The model I am using is a learner who uses a text editor (nano or gedit) to prepare and edit html files and then wants to open it in Browse and test with the fiddler. After making some corrections, the user wants to save the file and perhaps resume editing with a local editor. The user also may want to display the web page by url (file:///home/olpc/Documents/myfile.html). This will require the user to copy the file from the Journal to the Documents folder.

One problem last year is that there was not enough time for us to really check out these capabilities so I will not be surprised if some of these cases need more programming work in the web-console code.

Note:

On 05/17/2016 07:50 AM, Sebastian Silva wrote:
My concern is that these features are rather simple to implement, but
hard to decide on. A medium-experienced python programmer might do each
in a couple of days. Utkarsh is a fine programmer so we should have him
do something significant with real impact, and avoid design deadlocks.

Sebastian's compliment is well-deserved. However, my experience is that even the simplest feature proves to have hidden and frustrating complexity. I think this BeautifulSoup case is a perfect example. In principle it should require an import and one line of code to save the file in a more readable form. Then you got caught up in the conversion of quotes to '&' format. Further, the text produced apparently violates some assumptions Richa made about parsing the file.

It is clear that design deadlocks are to be avoided. My approach is to build the capability and then let the users decide rather than wait for approval in advance. Like any experiment, if the result is not successful - something is learned.

Some may judge that Sugar is a failed effort and should be abandoned in favor of something significant with real impact.

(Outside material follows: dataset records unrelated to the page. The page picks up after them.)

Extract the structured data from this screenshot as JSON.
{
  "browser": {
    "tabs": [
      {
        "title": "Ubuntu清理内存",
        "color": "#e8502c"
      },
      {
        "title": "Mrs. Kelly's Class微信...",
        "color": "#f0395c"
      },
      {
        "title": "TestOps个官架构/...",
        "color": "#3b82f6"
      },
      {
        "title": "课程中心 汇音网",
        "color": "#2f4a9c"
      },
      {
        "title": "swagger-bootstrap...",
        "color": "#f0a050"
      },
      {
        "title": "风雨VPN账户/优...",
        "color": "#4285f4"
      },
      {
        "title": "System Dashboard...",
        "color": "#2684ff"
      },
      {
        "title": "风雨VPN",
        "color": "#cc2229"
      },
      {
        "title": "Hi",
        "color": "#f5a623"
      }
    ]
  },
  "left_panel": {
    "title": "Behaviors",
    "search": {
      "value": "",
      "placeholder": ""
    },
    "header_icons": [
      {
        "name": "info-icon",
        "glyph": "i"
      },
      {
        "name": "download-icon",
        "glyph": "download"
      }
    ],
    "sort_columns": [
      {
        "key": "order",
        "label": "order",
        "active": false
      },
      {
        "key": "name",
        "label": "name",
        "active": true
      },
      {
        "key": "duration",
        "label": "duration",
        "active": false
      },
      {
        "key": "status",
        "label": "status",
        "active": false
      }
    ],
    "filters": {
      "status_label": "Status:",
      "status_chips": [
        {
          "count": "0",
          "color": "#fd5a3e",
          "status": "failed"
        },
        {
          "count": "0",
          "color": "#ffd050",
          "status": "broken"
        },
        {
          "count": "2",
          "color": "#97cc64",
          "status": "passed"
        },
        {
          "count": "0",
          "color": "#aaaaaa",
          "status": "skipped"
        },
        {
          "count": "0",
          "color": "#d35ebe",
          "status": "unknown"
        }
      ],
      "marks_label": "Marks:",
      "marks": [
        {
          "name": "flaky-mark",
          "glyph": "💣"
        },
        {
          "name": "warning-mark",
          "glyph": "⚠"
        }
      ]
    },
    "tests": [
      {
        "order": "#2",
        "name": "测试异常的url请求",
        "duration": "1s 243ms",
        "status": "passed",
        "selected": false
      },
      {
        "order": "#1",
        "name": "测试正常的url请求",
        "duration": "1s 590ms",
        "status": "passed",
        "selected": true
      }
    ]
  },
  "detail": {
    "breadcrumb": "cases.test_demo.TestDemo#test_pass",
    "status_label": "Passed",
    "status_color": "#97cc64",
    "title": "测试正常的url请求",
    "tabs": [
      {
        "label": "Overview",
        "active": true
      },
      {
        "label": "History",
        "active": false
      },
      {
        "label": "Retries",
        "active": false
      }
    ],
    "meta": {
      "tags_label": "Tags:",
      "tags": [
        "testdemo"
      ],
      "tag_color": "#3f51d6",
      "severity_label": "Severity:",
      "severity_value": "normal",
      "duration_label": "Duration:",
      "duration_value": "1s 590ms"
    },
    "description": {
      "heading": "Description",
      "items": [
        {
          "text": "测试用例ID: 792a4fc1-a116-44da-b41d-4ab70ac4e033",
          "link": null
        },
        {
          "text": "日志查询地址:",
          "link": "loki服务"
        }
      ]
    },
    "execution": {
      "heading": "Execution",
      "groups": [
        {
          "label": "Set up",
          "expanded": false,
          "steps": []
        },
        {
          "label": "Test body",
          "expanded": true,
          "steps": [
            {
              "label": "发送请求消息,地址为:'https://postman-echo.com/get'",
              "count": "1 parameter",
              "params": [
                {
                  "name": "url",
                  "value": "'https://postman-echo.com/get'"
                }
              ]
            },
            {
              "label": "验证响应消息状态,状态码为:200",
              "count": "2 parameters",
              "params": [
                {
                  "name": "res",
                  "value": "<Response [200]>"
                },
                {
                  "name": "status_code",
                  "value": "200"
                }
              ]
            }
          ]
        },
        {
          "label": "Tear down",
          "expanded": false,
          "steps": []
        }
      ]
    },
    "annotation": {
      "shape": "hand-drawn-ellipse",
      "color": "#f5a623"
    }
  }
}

I believe the effort to provide computing capability to learners who do not have ready access to computers and to provide these computers with the maximum educational opportunity is a worthwhile venture and could have important and significant impact. So I continue to work to that end.

Tony


On 05/17/2016 07:49 AM, Ütkarsh Tiwari wrote:

Checkout the web-console.py file for the relevant extraction code. https://github.com/richaseh/browse-activity/tree/add_image

Thanks,
Utkarsh

On May 17, 2016 11:13 AM, "Yash Agarwal" <agrwal.ys...@gmail.com <mailto:agrwal.ys...@gmail.com>> wrote:

    oh, then I'll need to see Richa's code for this. can you send a
    link or just paste the relevant code snippet here

    On Tue, May 17, 2016 at 11:07 AM Ütkarsh Tiwari
    <iamutkarshtiw...@gmail.com <mailto:iamutkarshtiw...@gmail.com>>
    wrote:

        Hi Yash,
                       The exactly situation here is that the
        prettified html code inside the .html file generated(after
        save) can't be properly parsed by the methods(responsible for
        extracting js/html/css code from .html file) written by Mr.
        Richa Sehgal because the prittfied code contains the escaped
        characters which result in unexpected behaviour.

        Thanks,
        Utkarsh

        On May 17, 2016 10:59 AM, "Yash Agarwal"
        <agrwal.ys...@gmail.com <mailto:agrwal.ys...@gmail.com>> wrote:

            Hi,
            It would helpful if you could clarify a little,
            Beautifulsoup is full featured HTML parser and prettifying
            the .html file is just one of the features. If I
            understand correctly you want to prettify the code the
            user writes in your editor-- this can be done in
            real-time(little difficult) or when the user clicks a
            button <prettify my code>(quite simple to implement). If
            you  want to store the prettified file it shouldn't have a
            problem-- could clarify what the exact issue is here.

            Cheers,
            Yash

            On Tue, May 17, 2016 at 7:31 AM Dave Crossland
            <d...@lab6.com <mailto:d...@lab6.com>> wrote:

                Hi

                Kindly, I'm confused about this js fiddler activity;
                why are you putting effort into writing a fiddle
                program, instead of merely packaging an existing libre
                fiddle program for Sugar?